What kinds of lessons have been learned so far around image-sharing strategy development?

Devin Matthews: What we learned was that images were a very distinct part of the physicians’ workflow; and creating an environment with ready access, especially remote access—we made it available to them where they wanted. And knowing that images were at the top of their priority list, and we worked on that first—we learned to listened to the physicians and what they wanted.

Bailey: I would say that the growth in image sophistication is the single biggest trend in this area in medicine. So for physicians, imaging is far more valuable for completing the diagnostic process than many other forms of data. That’s across the board, and is probably one of the single biggest areas of rising costs for Medicare has been for imaging.

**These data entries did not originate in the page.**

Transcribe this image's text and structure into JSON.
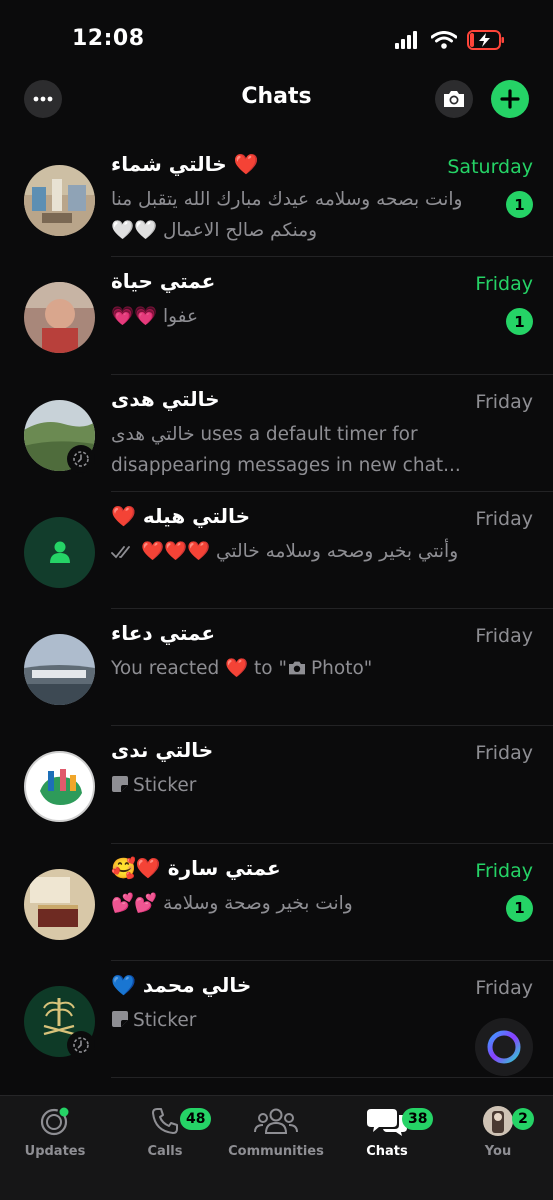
{
  "status_bar": {
    "time": "12:08"
  },
  "nav": {
    "title": "Chats"
  },
  "chats": [
    {
      "name": "❤️ خالتي شماء",
      "time": "Saturday",
      "preview": "وانت بصحه وسلامه عيدك مبارك  الله يتقبل منا ومنكم صالح الاعمال 🤍🤍",
      "unread": "1"
    },
    {
      "name": "عمتي حياة",
      "time": "Friday",
      "preview": "عفوا 💗💗",
      "unread": "1"
    },
    {
      "name": "خالتي هدى",
      "time": "Friday",
      "preview": "خالتي هدى uses a default timer for disappearing messages in new chat..."
    },
    {
      "name": "خالتي هيله ❤️",
      "time": "Friday",
      "preview": "وأنتي بخير وصحه وسلامه خالتي ❤️❤️❤️"
    },
    {
      "name": "عمتي دعاء",
      "time": "Friday",
      "preview_parts": [
        "You reacted ",
        "❤️",
        " to \"",
        "Photo",
        "\""
      ]
    },
    {
      "name": "خالتي ندى",
      "time": "Friday",
      "preview": "Sticker"
    },
    {
      "name": "عمتي سارة ❤️🥰",
      "time": "Friday",
      "preview": "وانت بخير وصحة وسلامة 💕💕",
      "unread": "1"
    },
    {
      "name": "خالي محمد 💙",
      "time": "Friday",
      "preview": "Sticker"
    }
  ],
  "tabs": [
    {
      "label": "Updates",
      "icon": "updates-icon"
    },
    {
      "label": "Calls",
      "badge": "48",
      "icon": "phone-icon"
    },
    {
      "label": "Communities",
      "icon": "communities-icon"
    },
    {
      "label": "Chats",
      "badge": "38",
      "icon": "chats-icon",
      "active": true
    },
    {
      "label": "You",
      "badge": "2",
      "icon": "profile-avatar"
    }
  ],
  "colors": {
    "accent": "#25d366",
    "background": "#0b0b0c",
    "secondary_text": "#8e8e93",
    "battery_low": "#ff453a"
  }
}
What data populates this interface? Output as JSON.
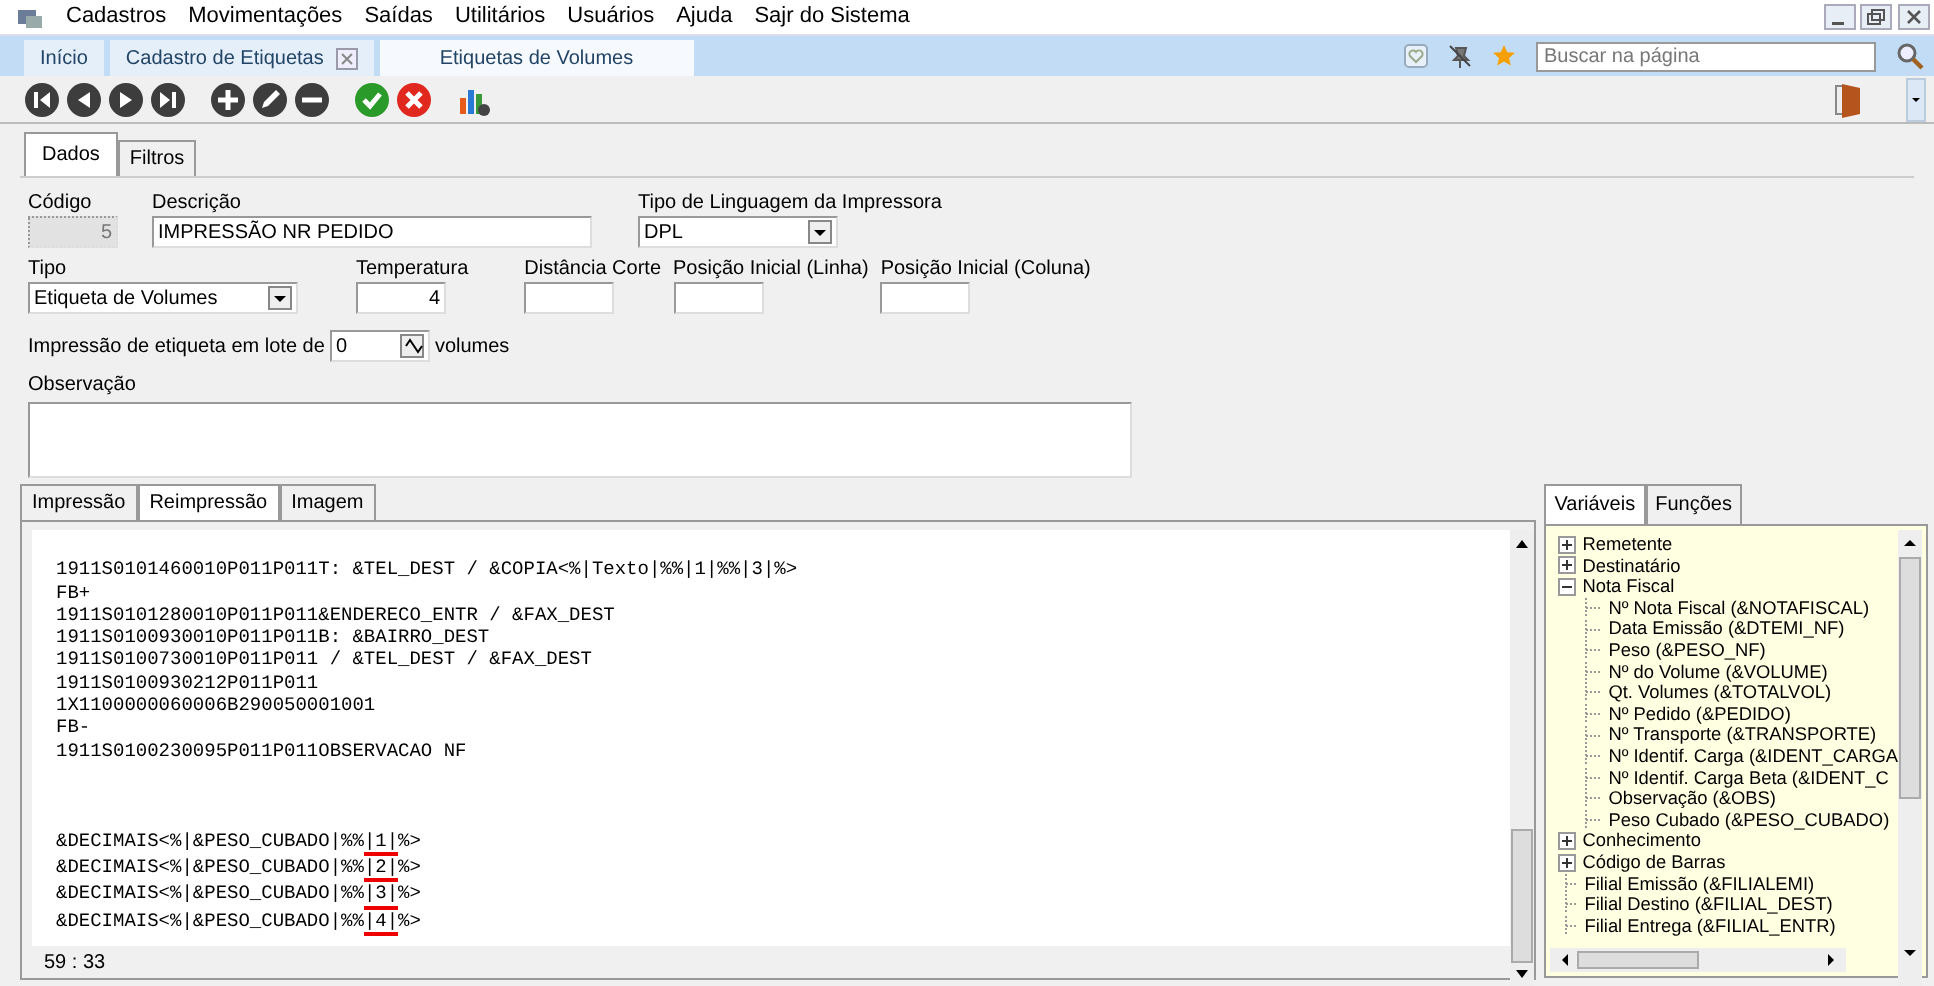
{
  "menu": [
    {
      "label": "Cadastros"
    },
    {
      "label": "Movimentações"
    },
    {
      "label": "Saídas"
    },
    {
      "label": "Utilitários"
    },
    {
      "label": "Usuários"
    },
    {
      "label": "Ajuda"
    },
    {
      "label": "Sajr do Sistema"
    }
  ],
  "tabs": [
    {
      "label": "Início",
      "selected": false,
      "closable": false
    },
    {
      "label": "Cadastro de Etiquetas",
      "selected": false,
      "closable": true
    },
    {
      "label": "Etiquetas de Volumes",
      "selected": true,
      "closable": false
    }
  ],
  "search": {
    "placeholder": "Buscar na página"
  },
  "form_tabs": [
    {
      "label": "Dados",
      "selected": true
    },
    {
      "label": "Filtros",
      "selected": false
    }
  ],
  "form_rows": [
    [
      {
        "label": "Código",
        "value": "5",
        "kind": "number",
        "disabled": true
      },
      {
        "label": "Descrição",
        "value": "IMPRESSÃO NR PEDIDO",
        "kind": "text",
        "disabled": false
      },
      {
        "label": "Tipo de Linguagem da Impressora",
        "value": "DPL",
        "kind": "select",
        "disabled": false
      }
    ],
    [
      {
        "label": "Tipo",
        "value": "Etiqueta de Volumes",
        "kind": "select",
        "disabled": false
      },
      {
        "label": "Temperatura",
        "value": "4",
        "kind": "number",
        "disabled": false
      },
      {
        "label": "Distância Corte",
        "kind": "text",
        "disabled": false
      },
      {
        "label": "Posição Inicial (Linha)",
        "kind": "text",
        "disabled": false
      },
      {
        "label": "Posição Inicial (Coluna)",
        "kind": "text",
        "disabled": false
      }
    ]
  ],
  "batch": {
    "label": "Impressão de etiqueta em lote de",
    "value": "0",
    "suffix": "volumes"
  },
  "observation": {
    "label": "Observação"
  },
  "editor_tabs": [
    {
      "label": "Impressão",
      "selected": false
    },
    {
      "label": "Reimpressão",
      "selected": true
    },
    {
      "label": "Imagem",
      "selected": false
    }
  ],
  "code_lines": [
    {
      "kind": "blank"
    },
    {
      "kind": "line",
      "text": "1911S0101460010P011P011T: &TEL_DEST / &COPIA<%|Texto|%%|1|%%|3|%>"
    },
    {
      "kind": "line",
      "text": "FB+"
    },
    {
      "kind": "line",
      "text": "1911S0101280010P011P011&ENDERECO_ENTR / &FAX_DEST"
    },
    {
      "kind": "line",
      "text": "1911S0100930010P011P011B: &BAIRRO_DEST"
    },
    {
      "kind": "line",
      "text": "1911S0100730010P011P011 / &TEL_DEST / &FAX_DEST"
    },
    {
      "kind": "line",
      "text": "1911S0100930212P011P011"
    },
    {
      "kind": "line",
      "text": "1X1100000060006B290050001001"
    },
    {
      "kind": "line",
      "text": "FB-"
    },
    {
      "kind": "line",
      "text": "1911S0100230095P011P011OBSERVACAO NF"
    },
    {
      "kind": "blank"
    },
    {
      "kind": "blank"
    },
    {
      "kind": "blank"
    },
    {
      "kind": "marked",
      "before": "&DECIMAIS<%|&PESO_CUBADO|%%",
      "marked": "|1|",
      "after": "%>"
    },
    {
      "kind": "marked",
      "before": "&DECIMAIS<%|&PESO_CUBADO|%%",
      "marked": "|2|",
      "after": "%>"
    },
    {
      "kind": "marked",
      "before": "&DECIMAIS<%|&PESO_CUBADO|%%",
      "marked": "|3|",
      "after": "%>"
    },
    {
      "kind": "marked",
      "before": "&DECIMAIS<%|&PESO_CUBADO|%%",
      "marked": "|4|",
      "after": "%>"
    }
  ],
  "cursor_position": "59 : 33",
  "side_tabs": [
    {
      "label": "Variáveis",
      "selected": true
    },
    {
      "label": "Funções",
      "selected": false
    }
  ],
  "tree": [
    {
      "label": "Remetente",
      "expanded": false
    },
    {
      "label": "Destinatário",
      "expanded": false
    },
    {
      "label": "Nota Fiscal",
      "expanded": true,
      "children": [
        {
          "label": "Nº Nota Fiscal (&NOTAFISCAL)"
        },
        {
          "label": "Data Emissão (&DTEMI_NF)"
        },
        {
          "label": "Peso (&PESO_NF)"
        },
        {
          "label": "Nº do Volume (&VOLUME)"
        },
        {
          "label": "Qt. Volumes (&TOTALVOL)"
        },
        {
          "label": "Nº Pedido (&PEDIDO)"
        },
        {
          "label": "Nº Transporte (&TRANSPORTE)"
        },
        {
          "label": "Nº Identif. Carga (&IDENT_CARGA"
        },
        {
          "label": "Nº Identif. Carga Beta (&IDENT_C"
        },
        {
          "label": "Observação (&OBS)"
        },
        {
          "label": "Peso Cubado (&PESO_CUBADO)"
        }
      ]
    },
    {
      "label": "Conhecimento",
      "expanded": false
    },
    {
      "label": "Código de Barras",
      "expanded": false
    },
    {
      "label": "Filial Emissão (&FILIALEMI)"
    },
    {
      "label": "Filial Destino (&FILIAL_DEST)"
    },
    {
      "label": "Filial Entrega (&FILIAL_ENTR)"
    }
  ]
}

So the technology has advanced so rapidly and significantly, that imaging has become a core part of the diagnostic process, then?

Bailey: Absolutely.

Cummings: And to be honest, when we first looked at this and listened to our physicians, most people were starting out with general results- sharing and notes-sharing; but the thing is, if we don’t have a lab test result readily available, we can repeat that lab test, and yes, someone might have to be stuck with a needle a second time. But when you look at the issue of concern around re-radiating patients, that emerged as an important safety issue. And I’m glad that the physicians pushed that issue for us, because this was the right thing to do.

Might your advice to CIOs and CMIOs be, then, that you’d encourage other organizations to do this in the order you’ve done it?

Cummings: If that’s what the need is in the community, then, yes. And I think this sequencing really encouraged information exchange in the community.

Matthews: To be honest with you, we looked at 60 days, end to end from when we started, until the time it came up, and it came up smoothly. And we were able to connect five PACS systems seamlessly in a federated model.

Cummings: And that’s been one of the great pieces about Merge; Merge is more of an integrating technology. Obviously, they have PACS systems, and one of our primary partners in this exchange uses Merge for their PACS. But with their domain expertise, Merge is able to provide a true virtual integration of our images across the community.